Other news outlets pointed out that someone using the same Capitol IP address had changed Wikipedia pages so that they accused the Cubans of spreading moon landing conspiracies, claimed that conspiracy theorist Alex Jones is a Russian agent, and perpetuated the long-standing — though likely untrue rumor — that Donald Rumsfeld is “an alien lizard who eats Mexican babies.”
By the end of this week, Wikipedia’s community of hard-working editors had had quite enough from this Congress-based jokester (or jokesters?). In a statement to the Post, Wikimedia Foundation spokeswoman Katherine Maher explained that Wikipedia had placed a “temporary, 10-day block on the IP address associated with the U.S. Congress” because of “disruptive editing originating from that address.”

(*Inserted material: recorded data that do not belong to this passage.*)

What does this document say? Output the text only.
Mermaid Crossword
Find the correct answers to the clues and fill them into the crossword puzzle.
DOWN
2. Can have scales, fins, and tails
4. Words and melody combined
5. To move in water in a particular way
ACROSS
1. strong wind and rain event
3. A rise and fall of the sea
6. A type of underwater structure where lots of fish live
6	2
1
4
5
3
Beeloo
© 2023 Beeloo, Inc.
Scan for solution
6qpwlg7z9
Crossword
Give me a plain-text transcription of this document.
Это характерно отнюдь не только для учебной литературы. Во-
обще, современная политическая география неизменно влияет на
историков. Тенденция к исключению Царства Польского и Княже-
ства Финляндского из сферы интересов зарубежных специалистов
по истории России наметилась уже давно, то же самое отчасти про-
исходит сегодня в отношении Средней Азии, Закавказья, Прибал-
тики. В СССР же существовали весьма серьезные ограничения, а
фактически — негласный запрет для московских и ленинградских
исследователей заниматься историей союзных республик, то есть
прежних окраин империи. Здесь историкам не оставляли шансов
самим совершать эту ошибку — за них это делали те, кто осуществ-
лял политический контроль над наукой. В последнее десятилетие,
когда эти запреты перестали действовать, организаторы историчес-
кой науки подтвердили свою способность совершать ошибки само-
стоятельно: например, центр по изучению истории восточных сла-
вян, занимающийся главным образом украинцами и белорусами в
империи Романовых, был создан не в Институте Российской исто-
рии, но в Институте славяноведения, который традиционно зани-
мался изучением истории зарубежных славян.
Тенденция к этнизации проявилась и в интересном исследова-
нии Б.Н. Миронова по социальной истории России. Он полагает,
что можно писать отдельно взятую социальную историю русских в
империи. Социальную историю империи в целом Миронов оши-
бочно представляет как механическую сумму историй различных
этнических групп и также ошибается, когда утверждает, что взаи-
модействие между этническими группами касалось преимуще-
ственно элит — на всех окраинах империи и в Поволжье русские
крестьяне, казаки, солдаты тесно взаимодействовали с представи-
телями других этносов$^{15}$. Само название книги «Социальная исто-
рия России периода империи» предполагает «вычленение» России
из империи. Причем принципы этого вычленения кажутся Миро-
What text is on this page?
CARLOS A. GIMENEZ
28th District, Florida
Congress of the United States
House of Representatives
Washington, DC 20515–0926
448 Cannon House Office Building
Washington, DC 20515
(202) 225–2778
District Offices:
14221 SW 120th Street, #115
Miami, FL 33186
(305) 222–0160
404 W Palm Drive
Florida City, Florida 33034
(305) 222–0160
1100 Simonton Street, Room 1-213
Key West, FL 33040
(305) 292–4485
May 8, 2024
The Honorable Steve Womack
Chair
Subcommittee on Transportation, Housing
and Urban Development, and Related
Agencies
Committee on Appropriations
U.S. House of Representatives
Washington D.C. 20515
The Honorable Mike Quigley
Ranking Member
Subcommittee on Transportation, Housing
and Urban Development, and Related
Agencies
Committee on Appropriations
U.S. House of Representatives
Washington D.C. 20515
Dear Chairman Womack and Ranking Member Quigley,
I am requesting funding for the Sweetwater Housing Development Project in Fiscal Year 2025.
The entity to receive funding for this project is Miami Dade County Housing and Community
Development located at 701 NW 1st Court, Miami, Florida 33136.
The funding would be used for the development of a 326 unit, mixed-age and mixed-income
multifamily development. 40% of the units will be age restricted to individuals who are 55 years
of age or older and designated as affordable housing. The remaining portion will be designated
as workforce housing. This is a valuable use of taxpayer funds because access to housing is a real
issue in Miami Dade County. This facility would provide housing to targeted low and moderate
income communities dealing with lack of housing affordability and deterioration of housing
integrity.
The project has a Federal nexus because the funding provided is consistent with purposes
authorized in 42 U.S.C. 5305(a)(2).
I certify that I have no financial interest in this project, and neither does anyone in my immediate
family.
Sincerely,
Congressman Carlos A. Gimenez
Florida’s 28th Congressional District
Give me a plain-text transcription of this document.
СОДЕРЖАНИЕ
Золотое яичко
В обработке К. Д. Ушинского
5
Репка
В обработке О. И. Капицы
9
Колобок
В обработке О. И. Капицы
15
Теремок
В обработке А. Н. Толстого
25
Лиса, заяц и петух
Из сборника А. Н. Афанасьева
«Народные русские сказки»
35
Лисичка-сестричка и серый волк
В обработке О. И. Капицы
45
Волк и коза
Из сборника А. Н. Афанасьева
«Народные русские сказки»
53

The Post reports that someone from the House protested Wikipedia’s actions, noting that the “over 9000 staffers” who use the IP address were being punished for the actions of a few. But, with Wikipedia likely to stick to its decision, it looks like Congress’s bored aides — or possibly bored members of Congress themselves! — will have to find a new way to run out the clock until August recess.